Amid
the chorus of commodity bulls and analysts predicting more rallies in
2011, some expect steep corrections if demand destruction sets in from
high prices and big consumer China gets tougher against inflation.
Copper,
cotton and gold prices hit record highs in December and oil and various
edible crops soared to multi-month peaks on both fundamentals and
speculation.

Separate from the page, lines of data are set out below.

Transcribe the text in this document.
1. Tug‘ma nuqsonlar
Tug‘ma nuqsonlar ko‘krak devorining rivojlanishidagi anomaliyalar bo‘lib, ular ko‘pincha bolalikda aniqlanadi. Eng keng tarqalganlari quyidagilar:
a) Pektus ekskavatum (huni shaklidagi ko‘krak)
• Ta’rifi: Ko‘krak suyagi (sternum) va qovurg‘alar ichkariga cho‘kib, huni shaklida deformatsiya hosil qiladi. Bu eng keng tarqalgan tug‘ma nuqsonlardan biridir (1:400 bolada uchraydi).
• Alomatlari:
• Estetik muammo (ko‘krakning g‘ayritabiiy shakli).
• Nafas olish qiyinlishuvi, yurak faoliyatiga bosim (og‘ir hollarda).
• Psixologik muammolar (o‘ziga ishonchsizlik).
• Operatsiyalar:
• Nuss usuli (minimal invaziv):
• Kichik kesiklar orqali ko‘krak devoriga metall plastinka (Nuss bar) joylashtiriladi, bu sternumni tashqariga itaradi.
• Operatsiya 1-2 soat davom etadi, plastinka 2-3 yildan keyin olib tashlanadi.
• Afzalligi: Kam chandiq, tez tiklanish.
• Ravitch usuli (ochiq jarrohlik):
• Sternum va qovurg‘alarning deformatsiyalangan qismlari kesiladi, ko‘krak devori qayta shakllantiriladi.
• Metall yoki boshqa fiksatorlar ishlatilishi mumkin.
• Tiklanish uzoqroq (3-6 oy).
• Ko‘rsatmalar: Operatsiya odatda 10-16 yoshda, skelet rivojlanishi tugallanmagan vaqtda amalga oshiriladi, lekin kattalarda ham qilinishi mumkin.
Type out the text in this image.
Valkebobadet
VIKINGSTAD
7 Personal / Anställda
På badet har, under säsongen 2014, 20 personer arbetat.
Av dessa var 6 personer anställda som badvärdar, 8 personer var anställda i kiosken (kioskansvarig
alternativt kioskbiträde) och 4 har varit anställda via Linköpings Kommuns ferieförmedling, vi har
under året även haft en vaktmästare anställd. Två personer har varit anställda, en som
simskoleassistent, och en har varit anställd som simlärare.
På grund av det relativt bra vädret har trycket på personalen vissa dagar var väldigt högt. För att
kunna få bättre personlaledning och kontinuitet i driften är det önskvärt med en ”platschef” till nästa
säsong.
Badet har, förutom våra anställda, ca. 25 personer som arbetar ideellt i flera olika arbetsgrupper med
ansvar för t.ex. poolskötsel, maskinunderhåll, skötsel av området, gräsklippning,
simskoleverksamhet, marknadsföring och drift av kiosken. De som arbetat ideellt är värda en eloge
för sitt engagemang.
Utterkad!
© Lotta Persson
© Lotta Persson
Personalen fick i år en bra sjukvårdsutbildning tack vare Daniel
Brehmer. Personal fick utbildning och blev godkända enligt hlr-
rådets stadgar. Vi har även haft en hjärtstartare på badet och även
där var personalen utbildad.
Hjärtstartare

The Reuters-Jefferies CRB index, a global commodities
benchmark, is up 17% for the year, extending last year’s 23% growth.
While
a number of investors and market watchers expect such bullish trends to
continue into the new year, some think they will be overdone, forcing
sharp price reversals.
"Investors may take stock of the 2011
landscape and may not necessarily like what they see," said Edward Meir,
senior commodities analyst MF Global, one of the world’s largest
commodity brokers.
"Although the world macro picture is far
improved from where we were two years ago, there are trouble spots
looming ahead," Meir said in a commentary on energy and metals.
Meir
said sharply rising food and other basic material costs had boosted
inflation in emerging economies, prompting aggressive moves to rein in
growth, particularly in China, a top metals buyer and major energy and
grains consumer.
Beijing had resorted to various tightening measures this year, including raising interest rates twice in just over two months.
But
Meir said China was still "behind the curve," in that nominal interest
rates were barely above the "official" inflation reading and well below
the food inflation index of nearly 12%.
Beijing’s state media
reported on Monday that minimum wages in China’s capital will go up by
21% next year, potentially creating a greater cost burden for exporters
of Chinese-made goods.
"This will only exacerbate the inflation picture down the road," Meir said.
"More
broadly, the commodity spiral, if left unchecked, will trigger possible
demand destruction, lead to commodity substitution where applicable,
and generate a more aggressive supply-side response, factors that,
admittedly thus far, do not seem to be registering with investors."
Demand
destruction was the catalyst for the financial crisis that erupted in
late 2008, after oil rose 50% that year alone to an all-time high of
nearly US$150 a barrel.
This year, oil is up 15% percent to above US$91.
Aside
from soaring prices of fuel and other commodities, China was also
burdened by a looming property glut, and could be forced to get tougher
on inflation.
"The world economy is resting on policymakers in
China. If the interest rate rises don’t reduce inflation there,
eventually the population could become very difficult to govern," said
Peter Cohan, a financial markets commentator in Malborough,
Massachusetts.
"If the resulting instability leads to a decline in
Chinese demand, those betting on a weak dollar and ever-rising
commodities prices could be in for a world of hurt."